My independent (my mother calls it “stubborn”) streak led me in high school to be one of two of the first girls to EVER take shop class, to independently learn about socialism, communism, buddhism, and wicca (I never finished Hinduism, I’m sorry to say), and of course to read a lot of fantasy books.

Reading became not just an escape from every day. I firmly believed then (and still do) that every story holds a foundation of truth. You can build any genre you like around that framework. I preferred my lessons to come from fantasy, even if I referred to my favorite books as “brain candy!”

As I mentioned in my first post, it was a long time after high school before I began to write fantasy. Despite many books between now and that first short story from Pern, it really does all come back to it.

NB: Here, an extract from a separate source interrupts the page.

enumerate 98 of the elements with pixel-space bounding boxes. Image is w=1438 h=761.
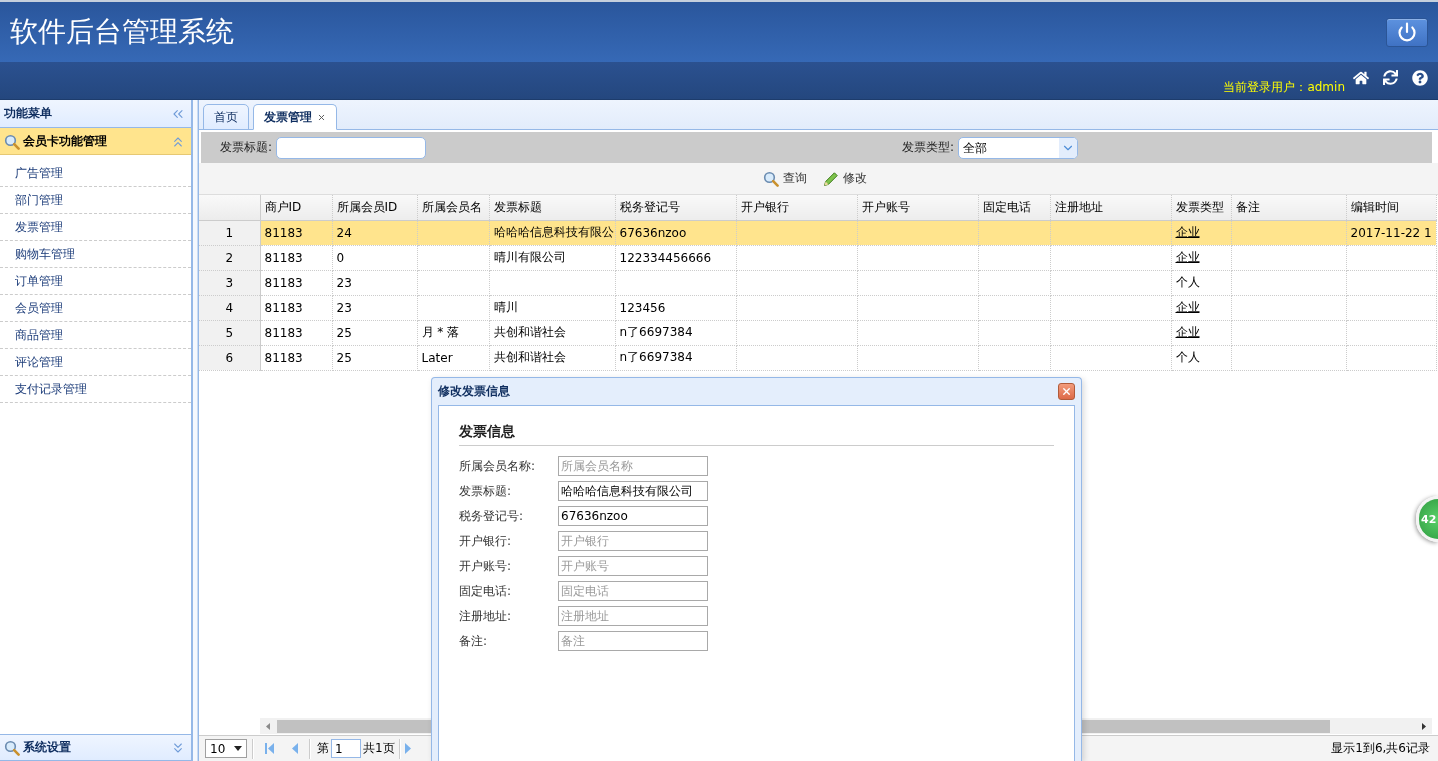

Yes, I want to give readers some of the open mindedness and life lessons I found reading Mercedes Lackey, and I endeavor to craft a story with the depth of authors such as Terri Windling in The Wood Wife (which I read first in my early twenties and then again, as chance would have it, when I was the same age as the main character, who is in her 30’s. Talk about a different perspective!). But deep down, I want to recreate that brilliant moment of a little boy who has nothing in life and is then chosen by a dragon (No, this isn’t Eragon, but I wouldn’t be surprised if Christopher Paolini hadn’t read the same short story by Anne McCaffery). I owe so much to Anne.

I might write dark fantasy on occasion, but it is just because sometimes you need the blackest of places to see that spark of hope the best. All of my work has that bit of brightness in it, and I actually really hope that I never lose it in my life. I prefer magic with a shot of rum and a devil-may-care smile than downing the whole bottle and wishing for death.

And as for the answer to “Cold Calculation:” why didn’t they just turn the blasted shuttle around and pick up some more fuel? Seriously, do they know the stress they’ve caused me all these years?!?

And yes, if you need to know: I do still prefer the company of dragons to most of the people I grew up with.